Vendredi, l’exécutif européen annonçait en effet avoir modifié la directive dans ce sens. L’obtention de telles données par les jeunes pousses de la finance devra donc se faire désormais par le biais d’un «accès par protocole informatique» ou API (application programming interface) développé par les banques. En d’autres termes, les établissements financiers traditionnels auront désormais la maîtrise des données de leurs clients. Un délai de 18 mois, après l’entrée en vigueur des normes techniques réglementaires de la directive DSP2, fixée au 13 janvier, a été décidé pour que ceux-ci puissent développer ces API.

Ouvrir le chemin est une chose, mais reconnaître la valeur des choses en est une autre.

Marc Hemmerling, general counsel — Digital banking, Fintech & Payments à l’ABBL

«Cela va dans la bonne direction», commente Marc Hemmerling de l’ABBL. Le spécialiste fintech de l’Association des banques et banquiers Luxembourg reste toutefois sur ses gardes. «La loi qui transposera la directive doit intervenir courant 2019. La question qui reste en suspens concerne donc la période de transition, et il reste des aspects qui sont soumis à interprétation dans le texte validé par la Commission.»

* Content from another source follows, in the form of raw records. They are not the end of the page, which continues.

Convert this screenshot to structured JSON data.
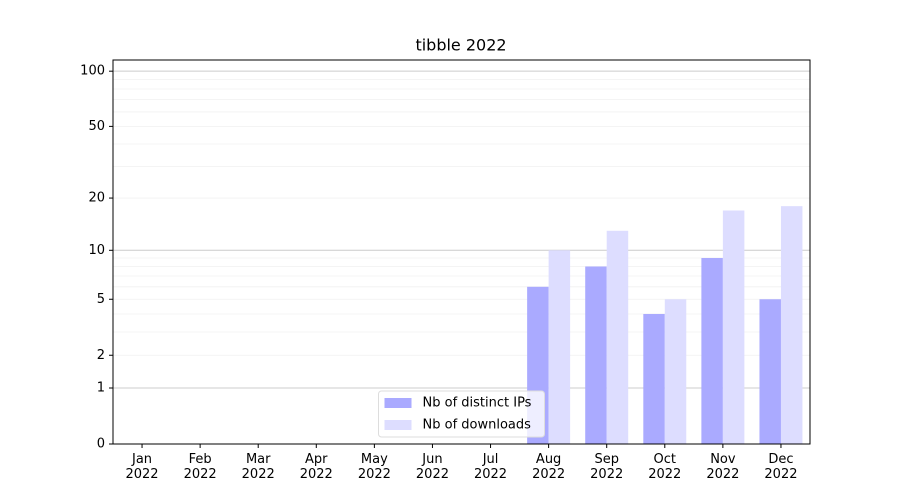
{
  "chart_data": {
    "type": "bar",
    "title": "tibble 2022",
    "categories": [
      "Jan\n2022",
      "Feb\n2022",
      "Mar\n2022",
      "Apr\n2022",
      "May\n2022",
      "Jun\n2022",
      "Jul\n2022",
      "Aug\n2022",
      "Sep\n2022",
      "Oct\n2022",
      "Nov\n2022",
      "Dec\n2022"
    ],
    "series": [
      {
        "name": "Nb of distinct IPs",
        "color": "#aaaaff",
        "values": [
          0,
          0,
          0,
          0,
          0,
          0,
          0,
          6,
          8,
          4,
          9,
          5
        ]
      },
      {
        "name": "Nb of downloads",
        "color": "#ddddff",
        "values": [
          0,
          0,
          0,
          0,
          0,
          0,
          0,
          10,
          13,
          5,
          17,
          18
        ]
      }
    ],
    "yscale": "log1p",
    "ylim": [
      0,
      115
    ],
    "yticks": [
      0,
      1,
      2,
      5,
      10,
      20,
      50,
      100
    ],
    "ygrid_major": [
      1,
      10,
      100
    ],
    "ygrid_minor": [
      2,
      3,
      4,
      5,
      6,
      7,
      8,
      9,
      20,
      30,
      40,
      50,
      60,
      70,
      80,
      90
    ],
    "legend": "lower center"
  }
}
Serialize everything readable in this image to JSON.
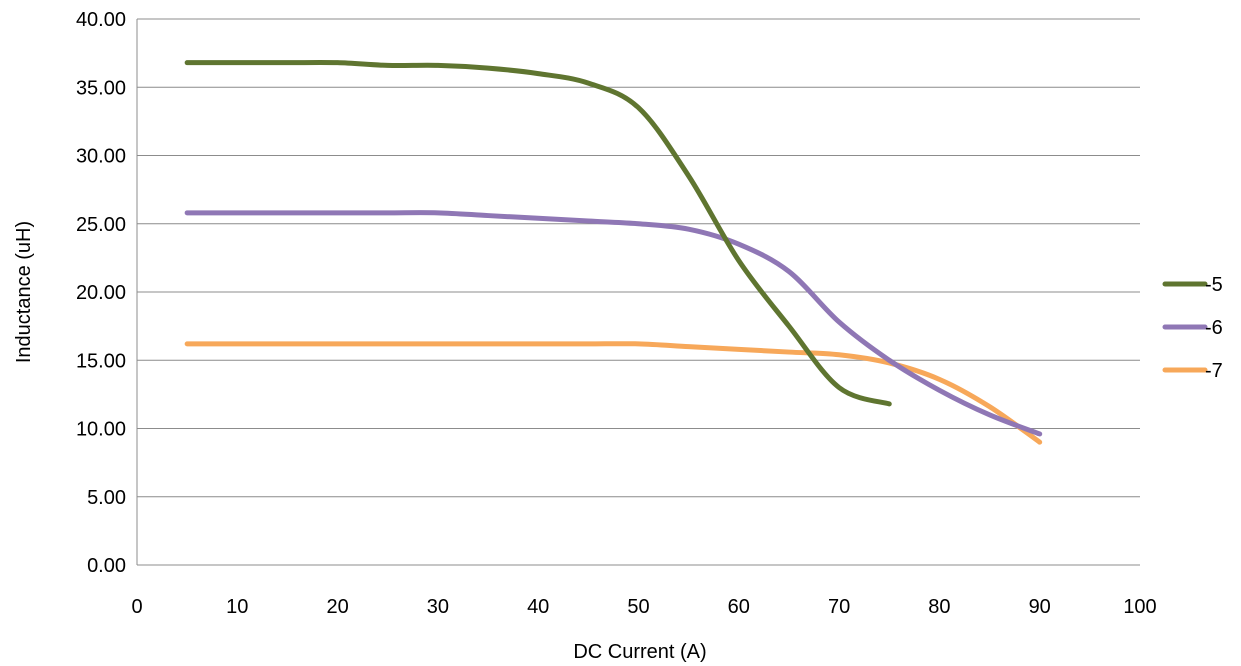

Un secteur bancaire à la traîne

Soumise à d’intenses tractations en coulisses entre les banques, d’un côté, et les Gafa, de l’autre, la méthode du «web scraping» a permis aux géants de l’internet de pouvoir développer rapidement des solutions alternatives de paiement, comme la commande en 1-Click d’Amazon ou l’Apple Pay, et ainsi grappiller des parts de marché sur un marché bancaire en pleine évolution.

«Le secteur bancaire ne se montre pas très dynamique pour s’ouvrir aux nouvelles tendances et le ‘web scraping’ était un moyen pour la Commission de faire pression pour l’obliger à innover plus rapidement», estime le président de l’Association professionnelle de la société de l’information (Apsi), Jean Diederich. «Il est clair que les banques traînent les pieds concernant la DSP2, et ce nouveau changement risque de reporter encore un peu plus son entrée en vigueur.»

Un bras de fer continu

De son côté, l’ABBL estime que la directive DSP2 n’est pas encore satisfaisante. Car même si elle ouvre le chemin pour de nouveaux acteurs et à l’innovation, le texte reste encore «asymétrique». Car le véritable enjeu pour les banques est de s’assurer qu’elles pourront monnayer les données de leurs clients.

«Dans le texte, il n’est pas prévu qu’une banque ait une relation contractuelle avec ces nouveaux acteurs, alors même que ces derniers utilisent les données qui sont en possession des établissements bancaires pour faire du business», argumente Marc Hemmerling. «Ouvrir le chemin est une chose, mais reconnaître la valeur des choses en est une autre.»

Le bras de fer est donc loin de se finir et les efforts de lobbying des deux camps vont s’intensifier dans les couloirs du Parlement européen. La décision de la Commission doit, en effet, encore être validée par un vote d’ici la fin de l’année. «Les choses ne vont certainement pas s’arranger, car les deux camps ne réussissent pas à se mettre d’accord, et c’est dommage car l’innovation doit être vue comme une opportunité par tous les acteurs pour conquérir de nouveaux marchés», conclut Jean Diederich.